"Clay Travis & Buck Sexton Show" host Buck Sexton commented Tuesday on CNN's mounting scandals and sagging ratings, after the latest revelations that a morning show producer was charged in Vermont on three counts of a child sex crime, and nighttime pundit Chris Cuomo sought to discredit Fox News senior meteorologist Janice Dean over her advocacy on behalf of COVID patients in New York nursing homes.
John Griffin, a senior producer for "New Day" was charged "with three counts of using a facility of interstate commerce to attempt to entice minors to engage in unlawful sexual activity."
Recently released texts separately show Cuomo, the brother of disgraced former Gov. Andrew M. Cuomo, deriding Dean – whose in-laws Mickey and Dee Newman died in a nursing home overseen by Albany – as "that Fox weather b---h," and trying to ascertain whether she could be smeared as a "crazy" right-winger in some way.
Dean first began criticizing the elder Cuomo's handling of the pandemic after her husband Sean's parents died of the virus, and her advocacy has drawn praise and support from both sides of the political aisle.
"CNN has completely lost its mind and lost its way," Sexton said of the big picture on "Fox News Primetime."
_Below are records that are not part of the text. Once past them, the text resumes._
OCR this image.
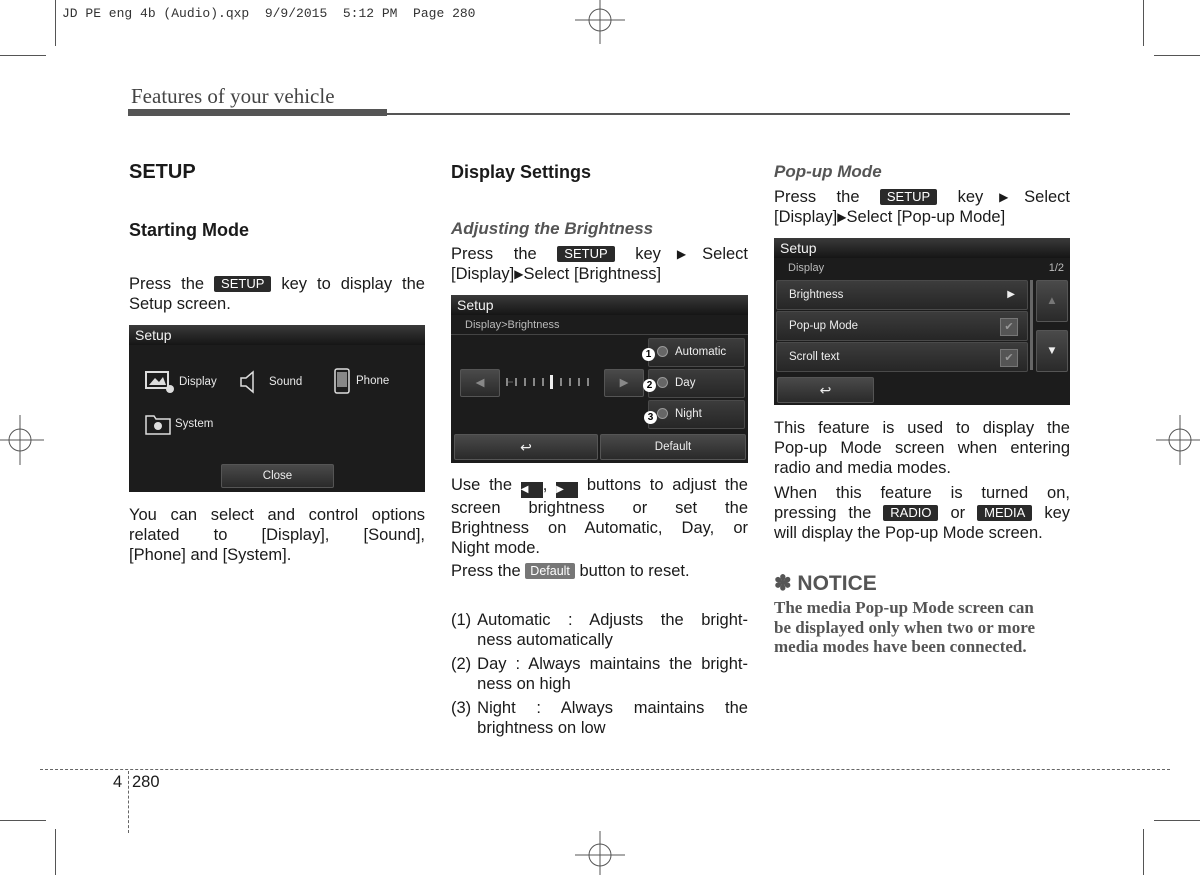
JD PE eng 4b (Audio).qxp  9/9/2015  5:12 PM  Page 280
Features of your vehicle
SETUP
Starting Mode
Press the SETUP key to display the
Setup screen.
Setup
Display	Sound	Phone
System
Close
You can select and control options
related to [Display], [Sound],
[Phone] and [System].
Display Settings
Adjusting the Brightness
Press the SETUP key▶Select
[Display]▶Select [Brightness]
Setup
Display>Brightness
◀	▶
Automatic
Day
Night
1
2
3
↩	Default
Use the ◀ , ▶ buttons to adjust the
screen brightness or set the
Brightness on Automatic, Day, or
Night mode.
Press the Default button to reset.
(1) Automatic : Adjusts the bright-
ness automatically
(2) Day : Always maintains the bright-
ness on high
(3) Night : Always maintains the
brightness on low
Pop-up Mode
Press the SETUP key▶Select
[Display]▶Select [Pop-up Mode]
Setup
Display	1/2
Brightness	▶
Pop-up Mode	✔
Scroll text	✔
▲
▼
↩
This feature is used to display the
Pop-up Mode screen when entering
radio and media modes.
When this feature is turned on,
pressing the RADIO or MEDIA key
will display the Pop-up Mode screen.
✽ NOTICE
The media Pop-up Mode screen can
be displayed only when two or more
media modes have been connected.
4 280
"What does it really exist for – it is not unbiased journalism – and unlike other networks, where they have opinion hosts and people that are presenting news, what you have at CNN pretense that the whole thing is a nonpartisan journalistic enterprise which is laughable to anybody that has the faintest connection to American politics."
Sexton claimed CNN began to crumble after then-President Donald Trump "broke them" by labeling them "fake news", and that ever since then they have pretended to in turn be straight news.
He and his radio co-host Clay Travis added that in contrast, Fox News hosts like Sean Hannity and Laura Ingraham clearly identify themselves as commentators and news analysts as opposed to hard news journalists, while the slate of CNN primetime hosts assume the pretext they are hard news journalists.
"CNN has a nightly line-up of people who use the J-word – ‘journalist’ – and it's laughable," Sexton remarked, adding that he and Travis explicitly label their noontime radio program as commentary as well.
Fox News' Joseph Wulfsohn contributed to this report.